Can't say I'm sorry school is over. That is, I already miss some people, and will miss some more as the summer progresses, but currently I'm enjoying not having any deadlines hanging over my head, and having only one young person who is likely to burst into my room at any given moment and try to drag me off on some inane-but-fun adventure. Also the food is better here.
Now, what would make my mostly-contentment just about perfect would be if I could find a regular job. My dad has a 9-4 job weekdays for an indefinite period of time, which limits my options to getting a job in town or getting evenings, weekends, and/or overnights. I think I'd rather like an overnight job--10 PM to 6 AM seem to be my most natural hours to be awake anyway. Otherwise a job in town would be nice, something I could walk to. I've applied at most of the at-all-likely places in town already this past week, and will hit a few more on Monday. I also plan to make up a poster advertising my willingness to do... pretty much anything that will make me money, in the style of an old broadsheet: "Children cared for WITH THE UTMOST TENDERNESS! Yard work done... WITH ALMOST MAGICAL RESULTS! Subjects tutored by one of the most learned minds OF THE ENTIRE MIDWEST!" Something like this.
Over the past few days I watched the entire long version (only 312 minutes) of Ingmar Bergman's Fanny and Alexander. Bergman is someone that people like my mom suffer through in film school, and people like me grin and enjoy every minute of. (Usually in film school one watches his The Seventh Seal or Wild Strawberries, neither of which I have seen.) At any rate, this was a momentously incredible movie, of the kind that is not really describable but which leaves one with the general summary impression of: "Wow. Woooooow." One thing I appreciated was that it was about a family of theatre people (granted, set in 1907 Sweden, but theatre people apparently don't change that much). Another thing I appreciated was how bloody bizarre it got. Also, over the course of 312 minutes, the only time I ever got close to being impatient or bored with a scene was right at the end of the whole thing, which is pretty remarkable. (Granted I did not watch the whole thing in one sitting, but it wasn't necessarily meant to be watched that way.)
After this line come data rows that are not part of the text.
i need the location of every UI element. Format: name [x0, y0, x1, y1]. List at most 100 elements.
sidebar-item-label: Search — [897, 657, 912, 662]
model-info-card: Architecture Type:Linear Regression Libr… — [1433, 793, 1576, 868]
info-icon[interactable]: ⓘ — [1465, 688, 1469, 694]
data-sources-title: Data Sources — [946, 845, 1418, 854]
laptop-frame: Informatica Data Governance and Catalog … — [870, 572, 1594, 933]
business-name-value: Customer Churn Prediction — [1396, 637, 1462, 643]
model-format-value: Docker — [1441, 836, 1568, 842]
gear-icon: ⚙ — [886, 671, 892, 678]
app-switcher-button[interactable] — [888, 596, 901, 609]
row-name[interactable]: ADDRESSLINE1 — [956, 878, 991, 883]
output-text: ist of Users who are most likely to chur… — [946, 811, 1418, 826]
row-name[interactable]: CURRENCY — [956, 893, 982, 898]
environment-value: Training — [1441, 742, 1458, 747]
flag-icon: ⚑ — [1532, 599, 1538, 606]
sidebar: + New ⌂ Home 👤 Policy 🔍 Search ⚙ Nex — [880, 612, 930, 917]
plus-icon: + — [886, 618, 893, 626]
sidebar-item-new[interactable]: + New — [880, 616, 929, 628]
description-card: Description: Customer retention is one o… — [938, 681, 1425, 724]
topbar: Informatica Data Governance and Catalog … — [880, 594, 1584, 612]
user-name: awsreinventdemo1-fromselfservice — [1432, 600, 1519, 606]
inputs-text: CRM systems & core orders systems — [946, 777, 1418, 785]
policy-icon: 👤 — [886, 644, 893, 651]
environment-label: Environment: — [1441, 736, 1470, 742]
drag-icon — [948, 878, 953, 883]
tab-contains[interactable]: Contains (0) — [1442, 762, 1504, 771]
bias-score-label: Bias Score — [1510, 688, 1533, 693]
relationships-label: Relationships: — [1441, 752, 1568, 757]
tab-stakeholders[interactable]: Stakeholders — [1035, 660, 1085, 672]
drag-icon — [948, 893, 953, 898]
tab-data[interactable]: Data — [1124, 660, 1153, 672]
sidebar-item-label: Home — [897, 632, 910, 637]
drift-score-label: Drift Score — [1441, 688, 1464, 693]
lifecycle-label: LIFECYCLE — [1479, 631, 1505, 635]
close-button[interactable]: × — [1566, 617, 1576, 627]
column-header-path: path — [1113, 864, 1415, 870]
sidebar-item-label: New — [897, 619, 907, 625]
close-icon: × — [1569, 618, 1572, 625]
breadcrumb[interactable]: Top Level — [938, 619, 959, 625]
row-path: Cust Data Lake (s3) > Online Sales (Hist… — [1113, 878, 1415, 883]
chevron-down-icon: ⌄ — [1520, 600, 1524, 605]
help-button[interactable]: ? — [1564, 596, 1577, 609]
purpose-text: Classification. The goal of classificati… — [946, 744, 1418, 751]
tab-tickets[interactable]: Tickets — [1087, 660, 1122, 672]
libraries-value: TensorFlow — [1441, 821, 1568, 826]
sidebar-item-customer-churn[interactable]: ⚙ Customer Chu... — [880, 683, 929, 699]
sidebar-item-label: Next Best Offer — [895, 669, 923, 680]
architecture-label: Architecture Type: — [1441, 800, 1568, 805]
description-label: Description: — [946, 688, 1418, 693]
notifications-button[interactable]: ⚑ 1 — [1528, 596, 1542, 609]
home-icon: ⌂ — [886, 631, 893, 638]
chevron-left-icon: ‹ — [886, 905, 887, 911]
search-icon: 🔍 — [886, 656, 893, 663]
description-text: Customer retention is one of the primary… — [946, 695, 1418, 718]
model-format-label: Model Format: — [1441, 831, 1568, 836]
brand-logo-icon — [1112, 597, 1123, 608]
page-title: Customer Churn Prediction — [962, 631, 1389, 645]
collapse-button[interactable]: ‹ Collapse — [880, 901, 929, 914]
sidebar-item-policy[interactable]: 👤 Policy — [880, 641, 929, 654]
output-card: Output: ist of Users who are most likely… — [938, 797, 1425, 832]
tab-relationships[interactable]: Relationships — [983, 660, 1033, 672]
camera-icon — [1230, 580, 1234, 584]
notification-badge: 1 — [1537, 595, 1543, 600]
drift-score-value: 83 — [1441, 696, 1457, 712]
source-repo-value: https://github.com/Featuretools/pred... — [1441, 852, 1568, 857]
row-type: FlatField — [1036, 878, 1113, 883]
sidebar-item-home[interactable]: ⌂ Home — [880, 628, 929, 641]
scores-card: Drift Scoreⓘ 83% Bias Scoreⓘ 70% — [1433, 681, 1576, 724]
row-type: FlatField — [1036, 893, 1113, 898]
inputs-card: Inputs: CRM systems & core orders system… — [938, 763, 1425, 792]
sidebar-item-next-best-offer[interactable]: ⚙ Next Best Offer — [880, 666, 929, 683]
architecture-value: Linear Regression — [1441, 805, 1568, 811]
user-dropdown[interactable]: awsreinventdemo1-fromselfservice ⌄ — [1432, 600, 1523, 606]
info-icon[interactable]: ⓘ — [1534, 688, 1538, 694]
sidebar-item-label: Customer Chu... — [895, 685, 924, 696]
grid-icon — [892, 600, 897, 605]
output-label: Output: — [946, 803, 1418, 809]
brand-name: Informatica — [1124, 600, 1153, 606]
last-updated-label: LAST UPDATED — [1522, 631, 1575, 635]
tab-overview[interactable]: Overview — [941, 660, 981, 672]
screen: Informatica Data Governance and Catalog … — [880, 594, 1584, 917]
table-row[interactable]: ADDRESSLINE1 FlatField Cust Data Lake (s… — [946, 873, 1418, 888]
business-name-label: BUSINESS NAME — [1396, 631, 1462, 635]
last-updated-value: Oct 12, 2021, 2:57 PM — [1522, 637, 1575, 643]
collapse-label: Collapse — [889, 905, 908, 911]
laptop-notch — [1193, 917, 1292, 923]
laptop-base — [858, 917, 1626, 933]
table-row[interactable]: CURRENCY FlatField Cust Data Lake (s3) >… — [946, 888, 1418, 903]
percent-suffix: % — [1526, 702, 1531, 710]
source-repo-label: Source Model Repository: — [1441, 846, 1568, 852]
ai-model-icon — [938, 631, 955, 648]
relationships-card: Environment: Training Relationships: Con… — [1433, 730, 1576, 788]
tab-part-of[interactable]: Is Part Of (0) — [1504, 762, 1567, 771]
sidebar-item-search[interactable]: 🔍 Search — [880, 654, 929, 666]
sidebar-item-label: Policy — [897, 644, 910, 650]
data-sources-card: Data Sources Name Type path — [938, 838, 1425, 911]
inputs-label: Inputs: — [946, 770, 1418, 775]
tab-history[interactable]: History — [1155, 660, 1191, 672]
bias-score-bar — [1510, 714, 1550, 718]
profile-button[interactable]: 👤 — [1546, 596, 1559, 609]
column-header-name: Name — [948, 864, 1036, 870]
Thanks to Mr. Gee, I've started listening to Tom Waits, who you really just have to experience to understand.
My reading lately has consisted of Son of the Mob; a book of all the recorded words and dications of Joan of Arc; a book arguing seriously that Atlantis existed (which was greatly entertaining); The Thackery T. Lambshead Book of Eccentric and Discredited Diseases (in which a bunch of fantasy writers play around with disease, also hugely entertaining); and the latest book by R. Scott Bakker, one of the most bizarre modern writers of epic fantasy.
The short summary of my last three paragraphs is that my cultural diet lately has consisted largely of the arcane, outlandish, fantastic, weird, and bizarre. Needless to say, it makes me happy.